"Warum machen Sie das?", fragt Roger Willemsen die junge Autorin Judith Schalansky © Petra Kossmann

ZEITmagazin: Nach Johannes Mario Simmel ist niemand eine Insel.

Judith Schalansky: Wir sind alle Inseln!

ZEITmagazin: Und schwärmen von ihnen. Seit Jahren zeichnen Sie die abgelegensten Inseln und recherchieren deren Geschichte. Warum eigentlich?

Schalansky: Es ist der Traum von einem Ort, an dem man zu sich kommen kann, wo man nicht primär leben, sondern überleben muss – die Kinderfragen: Wie würde ich, auf mich gestellt, in der Natur leben? Wen oder was würde ich mitnehmen? Wir stellen uns Sandstrand und Palmen vor. Die Inseln, mit denen ich mich befasst habe, sind aber meist unwirtlich, öde, karg.

ZEITmagazin: Was sind das für Menschen, die dort bleiben?

Schalansky: Lauter Suchende, die sind einem per se sympathisch, und fast alle Gescheiterte, wie etwa August Gissler, der 16 Jahre seines Lebens die Kokosinsel umgrub auf der Suche nach dem Schatz von Lima und nichts fand außer einem vergoldeten Handschuh und ein paar Dukaten.

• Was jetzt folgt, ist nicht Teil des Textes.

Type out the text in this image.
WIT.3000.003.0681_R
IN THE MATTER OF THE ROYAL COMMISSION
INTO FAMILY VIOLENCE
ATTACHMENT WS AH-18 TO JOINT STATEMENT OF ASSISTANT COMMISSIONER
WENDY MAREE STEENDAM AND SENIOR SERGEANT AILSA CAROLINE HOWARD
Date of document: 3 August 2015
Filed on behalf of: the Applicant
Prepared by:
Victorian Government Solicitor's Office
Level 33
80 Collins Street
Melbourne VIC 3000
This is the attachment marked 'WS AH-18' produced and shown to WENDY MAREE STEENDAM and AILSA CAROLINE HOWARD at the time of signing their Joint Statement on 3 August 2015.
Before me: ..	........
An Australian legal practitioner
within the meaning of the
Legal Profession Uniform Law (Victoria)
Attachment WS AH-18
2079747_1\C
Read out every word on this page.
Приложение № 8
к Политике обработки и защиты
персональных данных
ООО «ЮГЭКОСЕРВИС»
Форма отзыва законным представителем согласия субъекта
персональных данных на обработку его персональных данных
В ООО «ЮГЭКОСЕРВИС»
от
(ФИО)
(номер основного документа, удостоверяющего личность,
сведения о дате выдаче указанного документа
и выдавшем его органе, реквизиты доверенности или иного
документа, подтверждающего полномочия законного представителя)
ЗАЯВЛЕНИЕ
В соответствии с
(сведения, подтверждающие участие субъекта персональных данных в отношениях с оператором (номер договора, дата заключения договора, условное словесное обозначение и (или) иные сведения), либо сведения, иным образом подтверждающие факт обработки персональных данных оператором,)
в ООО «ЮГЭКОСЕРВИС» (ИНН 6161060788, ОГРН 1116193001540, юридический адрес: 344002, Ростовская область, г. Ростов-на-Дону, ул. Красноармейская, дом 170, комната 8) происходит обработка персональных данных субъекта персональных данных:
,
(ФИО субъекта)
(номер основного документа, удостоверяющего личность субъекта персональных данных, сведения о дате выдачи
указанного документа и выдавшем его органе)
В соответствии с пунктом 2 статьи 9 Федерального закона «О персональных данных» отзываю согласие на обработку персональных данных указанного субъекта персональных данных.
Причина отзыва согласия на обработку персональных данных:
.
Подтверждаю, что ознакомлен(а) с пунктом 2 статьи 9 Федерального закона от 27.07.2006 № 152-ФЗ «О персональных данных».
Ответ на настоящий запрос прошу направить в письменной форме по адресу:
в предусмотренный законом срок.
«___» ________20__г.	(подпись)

Immerhin wusste er nach jedem Loch: Hier ist es schon mal nicht. Auf dem Sterbebett sagte er: »Wäre ich jung, ich würde wieder anfangen zu graben.« Ein perfektes Leben.

ZEITmagazin: Und wenn diese Inselmenschen keinen Schatz suchen, finden sie das Nichts?

Schalansky: Sie können sich das Nichts nicht vorstellen und sind überrascht, es wirklich anzutreffen. Gerade die subantarktischen Inseln haben weder Baum noch Strauch. Dort muss man sich endlich mit sich selbst beschäftigen.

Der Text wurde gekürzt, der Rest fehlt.